On September 9, 2015, U.S. Deputy Attorney General Sally Quillian Yates issued a memorandum to federal prosecutors nationwide outlining new policies designed “to strengthen [the Department of Justice’s] pursuit of individual corporate wrongdoing.”1 While the Department of Justice’s focus on the culpability of individuals is not news, the new guidelines make significant amendments to the Principles of Federal Prosecution of Business Organizations that provide prosecutors new leverage in their dealings with corporations. Under the new rules, companies must “disclose all relevant facts about the individuals involved in corporate misconduct” in order to receive cooperation credit, and they risk receiving zero credit if their disclosures about individual misconduct are viewed by prosecutors as incomplete.2 This new policy presents both opportunities and challenges for corporations and the lawyers and compliance professionals who advise them.

The new policy is notable for the leverage it vests in prosecutors. It directs that “[i]n order for a company to receive any consideration for cooperation,” a company must identify “all individuals” involved in corporate misconduct “regardless of their position, status or seniority.”3 Critically, prosecutors are empowered to deny cooperation credit to a company if they believe the company has either (i) “decline[d] to learn of [] facts” concerning misconduct, or (ii) failed to provide “complete factual information” concerning such misconduct.4 We expect that prosecutors will explicitly or implicitly utilize the prospect of denying cooperation credit to pressure companies to look harder for, and disclose more about, misconduct, both actual and perceived.

Here’s the good news: The policy provides in-house lawyers and compliance professionals an opportunity to re-emphasize codes of conduct and to implement trainings in support of such policies. This new weapon in the arsenal of government investigators will undoubtedly be of interest to employees, especially senior executives. It provides an obvious reason to remind everyone of the rules and best practices that will keep them—and the company—out of the government’s crosshairs.

But the challenges presented by this new policy are manifold. Here are three that we anticipate:

  • First, knowing that companies are under additional pressure to identify and disclose misconduct by individuals, employees may be more cautious when thinking about whether and to what extent they will cooperate with internal investigations. Among other things, candor may be chilled, actually making it harder for companies to identify and address misconduct, and employees may request their own counsel when they might not otherwise, potentially adding time and expense to investigations.
  • Second, the threat that cooperation credit may be denied if prosecutors believe that a company has “decline[d] to learn” of misconduct may put pressure on companies to investigate more than otherwise might be reasonable or necessary.5 This creates a risk of unduly protracted and expensive investigations.
  • Third, pressure on companies to deliver bad actors to the government creates a risk that companies will choose to disclose conduct that does not otherwise warrant disclosure. It also gives rise to the danger that companies will overplay the significance of certain conduct and/or decline to defend conduct that is defensible.

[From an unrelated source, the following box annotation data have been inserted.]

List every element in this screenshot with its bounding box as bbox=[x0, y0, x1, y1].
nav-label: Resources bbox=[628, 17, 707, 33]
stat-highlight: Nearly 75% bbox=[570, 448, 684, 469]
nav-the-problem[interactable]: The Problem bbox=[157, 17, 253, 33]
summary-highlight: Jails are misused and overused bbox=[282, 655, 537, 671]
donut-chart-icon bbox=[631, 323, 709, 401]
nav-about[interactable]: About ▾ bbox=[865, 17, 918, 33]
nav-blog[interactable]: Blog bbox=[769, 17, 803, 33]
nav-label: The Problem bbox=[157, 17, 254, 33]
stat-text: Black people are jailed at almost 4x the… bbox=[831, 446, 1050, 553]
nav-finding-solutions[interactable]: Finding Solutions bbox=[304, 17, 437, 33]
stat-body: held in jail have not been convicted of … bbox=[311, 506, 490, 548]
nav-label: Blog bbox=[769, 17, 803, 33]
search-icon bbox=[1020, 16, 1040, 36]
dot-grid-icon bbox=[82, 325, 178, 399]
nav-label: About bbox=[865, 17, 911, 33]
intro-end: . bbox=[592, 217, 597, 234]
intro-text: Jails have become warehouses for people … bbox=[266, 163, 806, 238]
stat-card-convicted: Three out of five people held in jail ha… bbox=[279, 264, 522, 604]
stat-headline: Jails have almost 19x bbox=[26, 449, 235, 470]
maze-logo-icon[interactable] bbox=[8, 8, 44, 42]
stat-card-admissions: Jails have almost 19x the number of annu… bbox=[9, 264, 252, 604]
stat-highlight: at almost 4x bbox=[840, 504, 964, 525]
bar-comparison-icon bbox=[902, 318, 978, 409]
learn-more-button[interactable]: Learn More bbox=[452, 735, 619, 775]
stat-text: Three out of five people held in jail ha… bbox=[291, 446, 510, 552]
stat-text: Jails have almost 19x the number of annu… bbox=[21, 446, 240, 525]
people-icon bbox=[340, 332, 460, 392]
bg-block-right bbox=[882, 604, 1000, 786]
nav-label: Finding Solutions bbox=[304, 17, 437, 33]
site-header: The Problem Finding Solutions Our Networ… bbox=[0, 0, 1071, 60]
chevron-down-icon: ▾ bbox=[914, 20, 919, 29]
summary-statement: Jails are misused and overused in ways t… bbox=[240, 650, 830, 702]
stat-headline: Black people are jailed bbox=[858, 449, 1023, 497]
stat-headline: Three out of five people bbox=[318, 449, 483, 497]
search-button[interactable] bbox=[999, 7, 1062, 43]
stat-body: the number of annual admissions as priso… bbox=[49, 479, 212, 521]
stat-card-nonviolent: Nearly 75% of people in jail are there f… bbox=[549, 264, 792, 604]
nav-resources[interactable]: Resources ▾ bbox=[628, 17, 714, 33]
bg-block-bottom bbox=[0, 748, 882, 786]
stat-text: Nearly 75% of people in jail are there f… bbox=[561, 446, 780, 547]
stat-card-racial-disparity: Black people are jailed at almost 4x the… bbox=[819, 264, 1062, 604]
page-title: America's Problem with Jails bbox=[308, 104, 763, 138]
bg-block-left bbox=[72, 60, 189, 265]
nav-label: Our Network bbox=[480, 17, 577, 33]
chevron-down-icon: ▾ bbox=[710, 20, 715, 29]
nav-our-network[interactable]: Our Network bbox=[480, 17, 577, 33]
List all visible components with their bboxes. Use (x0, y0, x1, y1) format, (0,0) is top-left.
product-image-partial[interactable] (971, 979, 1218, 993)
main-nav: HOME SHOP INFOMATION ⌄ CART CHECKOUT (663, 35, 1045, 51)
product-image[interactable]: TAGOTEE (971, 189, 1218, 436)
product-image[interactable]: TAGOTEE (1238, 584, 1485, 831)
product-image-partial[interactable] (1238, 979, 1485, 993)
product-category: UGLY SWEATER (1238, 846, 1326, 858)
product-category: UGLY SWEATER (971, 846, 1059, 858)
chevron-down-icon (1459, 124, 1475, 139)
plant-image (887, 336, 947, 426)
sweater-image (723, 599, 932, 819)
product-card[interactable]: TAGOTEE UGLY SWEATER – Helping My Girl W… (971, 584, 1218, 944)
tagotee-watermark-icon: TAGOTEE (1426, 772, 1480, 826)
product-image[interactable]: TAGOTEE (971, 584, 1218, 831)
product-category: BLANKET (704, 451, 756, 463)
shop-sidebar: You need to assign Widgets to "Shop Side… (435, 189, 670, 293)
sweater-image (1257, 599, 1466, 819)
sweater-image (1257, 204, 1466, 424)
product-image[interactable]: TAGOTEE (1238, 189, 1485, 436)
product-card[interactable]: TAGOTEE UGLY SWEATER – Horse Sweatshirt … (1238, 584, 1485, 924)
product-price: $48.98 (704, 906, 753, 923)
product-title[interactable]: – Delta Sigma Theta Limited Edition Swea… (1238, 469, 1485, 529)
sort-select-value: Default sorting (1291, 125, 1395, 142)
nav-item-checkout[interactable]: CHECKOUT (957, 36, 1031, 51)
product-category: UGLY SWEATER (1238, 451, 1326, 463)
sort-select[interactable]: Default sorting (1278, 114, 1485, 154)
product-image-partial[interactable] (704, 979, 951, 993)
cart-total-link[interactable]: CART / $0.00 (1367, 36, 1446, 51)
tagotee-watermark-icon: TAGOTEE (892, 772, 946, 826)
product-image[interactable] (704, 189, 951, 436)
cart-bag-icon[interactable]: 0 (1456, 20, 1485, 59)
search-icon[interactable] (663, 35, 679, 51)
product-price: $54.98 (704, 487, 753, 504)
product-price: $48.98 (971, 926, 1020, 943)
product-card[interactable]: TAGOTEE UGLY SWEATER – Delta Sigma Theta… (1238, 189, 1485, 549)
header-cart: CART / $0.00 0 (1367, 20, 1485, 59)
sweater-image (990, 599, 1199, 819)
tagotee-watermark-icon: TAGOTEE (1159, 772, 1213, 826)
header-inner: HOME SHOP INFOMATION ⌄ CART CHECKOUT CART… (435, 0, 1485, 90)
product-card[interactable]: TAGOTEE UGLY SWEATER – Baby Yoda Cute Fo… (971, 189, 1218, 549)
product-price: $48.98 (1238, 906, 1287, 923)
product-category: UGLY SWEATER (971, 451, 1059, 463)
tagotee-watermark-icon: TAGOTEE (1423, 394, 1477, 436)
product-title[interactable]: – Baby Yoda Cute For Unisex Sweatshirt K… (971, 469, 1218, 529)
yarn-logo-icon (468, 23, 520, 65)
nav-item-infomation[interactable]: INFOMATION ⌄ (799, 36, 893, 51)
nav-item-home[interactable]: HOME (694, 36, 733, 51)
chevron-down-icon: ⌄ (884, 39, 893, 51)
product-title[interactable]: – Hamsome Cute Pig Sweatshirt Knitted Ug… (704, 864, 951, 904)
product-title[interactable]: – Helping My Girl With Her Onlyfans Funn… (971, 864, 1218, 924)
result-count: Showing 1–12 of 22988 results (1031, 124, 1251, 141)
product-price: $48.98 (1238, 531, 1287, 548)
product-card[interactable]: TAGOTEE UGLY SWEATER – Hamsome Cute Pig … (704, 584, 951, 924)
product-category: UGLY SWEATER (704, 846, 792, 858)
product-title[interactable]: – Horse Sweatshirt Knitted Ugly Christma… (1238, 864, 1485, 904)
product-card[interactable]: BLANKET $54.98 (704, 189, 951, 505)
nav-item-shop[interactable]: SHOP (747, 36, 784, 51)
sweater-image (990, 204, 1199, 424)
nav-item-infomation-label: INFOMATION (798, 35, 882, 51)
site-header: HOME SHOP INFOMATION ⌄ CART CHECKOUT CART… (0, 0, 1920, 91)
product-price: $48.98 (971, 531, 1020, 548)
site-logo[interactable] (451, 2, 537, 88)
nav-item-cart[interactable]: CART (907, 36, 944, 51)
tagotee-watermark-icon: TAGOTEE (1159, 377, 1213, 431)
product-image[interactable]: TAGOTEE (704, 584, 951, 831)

In the face of these challenges, companies should use the opportunity provided by compliance and other trainings to build trust and understanding with employees so that they will feel comfortable cooperating with internal investigations when they occur. Additionally, in executing an investigations plan, a company will be well-advised, if it is already in dialogue with the government, to have an express understanding as to the conduct that the company is and is not investigating so that it cannot later be accused of having “decline[d] to learn” of misconduct.6 Finally, companies must have discipline in making disclosures to the government. In the end, overplaying the significance of certain conduct may subject a company to more exposure in exchange for cooperation credit that may be of marginal value.